The Neat Duality of Maxwell’s Equations
So, the outcome of all this is that changing electric fields cause changing magnetic fields, and changing magnetic fields causes electric fields and current. And the reverse is also true. Changing current causes magnetic fields.
The lack of magnetic charges, and thus the lack of magnetic current, is the only thing that keeps these phenomena from being completely mirrored. This duality of Maxwell’s equations is pretty neat. One of the things they predict is that a motor can be a generator and vice versa.
Common Questions about Why We Don’t Have Magnetic Charges
The result of pouring iron filings over a magnet is that they will line up along the lines of the magnetic field of that magnet.
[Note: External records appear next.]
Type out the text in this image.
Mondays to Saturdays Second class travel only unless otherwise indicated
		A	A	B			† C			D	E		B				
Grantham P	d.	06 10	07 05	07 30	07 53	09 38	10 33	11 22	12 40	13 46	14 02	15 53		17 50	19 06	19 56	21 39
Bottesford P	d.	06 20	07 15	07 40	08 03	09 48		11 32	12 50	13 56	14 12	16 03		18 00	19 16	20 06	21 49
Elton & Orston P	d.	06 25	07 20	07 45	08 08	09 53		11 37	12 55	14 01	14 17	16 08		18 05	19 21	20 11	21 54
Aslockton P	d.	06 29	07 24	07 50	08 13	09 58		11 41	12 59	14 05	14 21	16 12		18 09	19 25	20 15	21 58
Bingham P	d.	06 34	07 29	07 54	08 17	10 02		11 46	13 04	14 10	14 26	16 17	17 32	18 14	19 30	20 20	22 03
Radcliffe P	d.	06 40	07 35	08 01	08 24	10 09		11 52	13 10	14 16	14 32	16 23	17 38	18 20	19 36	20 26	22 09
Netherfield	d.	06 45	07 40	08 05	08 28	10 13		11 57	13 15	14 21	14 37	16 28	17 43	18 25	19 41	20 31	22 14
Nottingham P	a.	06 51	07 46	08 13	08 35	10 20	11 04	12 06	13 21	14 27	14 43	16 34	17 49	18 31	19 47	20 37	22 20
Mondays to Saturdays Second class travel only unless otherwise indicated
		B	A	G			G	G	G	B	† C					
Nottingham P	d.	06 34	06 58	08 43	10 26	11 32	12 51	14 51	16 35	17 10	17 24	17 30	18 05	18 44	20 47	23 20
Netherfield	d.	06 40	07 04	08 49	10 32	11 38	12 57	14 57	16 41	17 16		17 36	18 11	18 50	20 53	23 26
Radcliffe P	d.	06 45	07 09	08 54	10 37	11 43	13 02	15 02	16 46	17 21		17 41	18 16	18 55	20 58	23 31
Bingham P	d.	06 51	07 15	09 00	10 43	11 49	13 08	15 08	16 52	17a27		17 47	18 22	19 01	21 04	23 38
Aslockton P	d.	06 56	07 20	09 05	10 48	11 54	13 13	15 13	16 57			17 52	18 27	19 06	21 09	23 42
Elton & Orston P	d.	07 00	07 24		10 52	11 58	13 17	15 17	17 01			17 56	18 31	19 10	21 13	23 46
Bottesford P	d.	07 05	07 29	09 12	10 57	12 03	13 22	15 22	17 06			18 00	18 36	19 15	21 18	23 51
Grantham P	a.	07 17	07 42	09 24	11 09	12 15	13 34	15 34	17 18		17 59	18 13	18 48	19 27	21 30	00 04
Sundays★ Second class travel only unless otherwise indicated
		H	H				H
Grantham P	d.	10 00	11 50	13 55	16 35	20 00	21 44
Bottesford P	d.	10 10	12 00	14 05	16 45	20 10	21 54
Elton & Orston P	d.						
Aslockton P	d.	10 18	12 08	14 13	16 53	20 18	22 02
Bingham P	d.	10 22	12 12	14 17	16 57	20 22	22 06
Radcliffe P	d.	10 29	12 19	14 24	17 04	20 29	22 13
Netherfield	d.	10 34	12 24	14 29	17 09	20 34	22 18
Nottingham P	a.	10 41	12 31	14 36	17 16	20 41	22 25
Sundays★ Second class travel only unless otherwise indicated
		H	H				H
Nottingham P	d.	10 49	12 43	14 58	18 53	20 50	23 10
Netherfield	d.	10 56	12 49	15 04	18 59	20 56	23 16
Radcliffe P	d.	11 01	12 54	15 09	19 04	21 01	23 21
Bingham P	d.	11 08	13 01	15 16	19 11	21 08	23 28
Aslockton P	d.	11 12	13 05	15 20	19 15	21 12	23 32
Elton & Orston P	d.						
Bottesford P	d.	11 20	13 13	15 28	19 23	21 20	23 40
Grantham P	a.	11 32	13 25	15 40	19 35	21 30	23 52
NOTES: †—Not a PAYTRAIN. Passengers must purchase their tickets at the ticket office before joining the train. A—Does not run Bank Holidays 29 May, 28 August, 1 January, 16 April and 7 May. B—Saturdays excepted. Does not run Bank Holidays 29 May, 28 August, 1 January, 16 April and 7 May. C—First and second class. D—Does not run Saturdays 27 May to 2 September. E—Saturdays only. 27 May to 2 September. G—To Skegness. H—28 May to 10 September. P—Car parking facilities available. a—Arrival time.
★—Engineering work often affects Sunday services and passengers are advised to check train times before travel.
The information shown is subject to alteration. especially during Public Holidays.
The lines start from one side and end on the other. The fact that magnetic poles come in pairs tells us that, unlike electrical charges, there is no such thing as a magnetic charge, and in this way, the universe is asymmetrical.
The first pair of Maxwell’s equations tell us that a magnetic field changing over space yields an electric field changing over time. The second pair address electrical and magnetic charges; namely the fact that electrical charges give rise to electrical fields, and that there is no such thing as a magnetic charge.
Maxwell’s equations address the electrical and magnetic phenomena that are the very essence of electrical engineering. They illustrate such phenomena in mathematical language and tell us about the relationship between electrical fields and magnetic fields, electrical fields and electrical charges, and the non-existence of magnetic charges.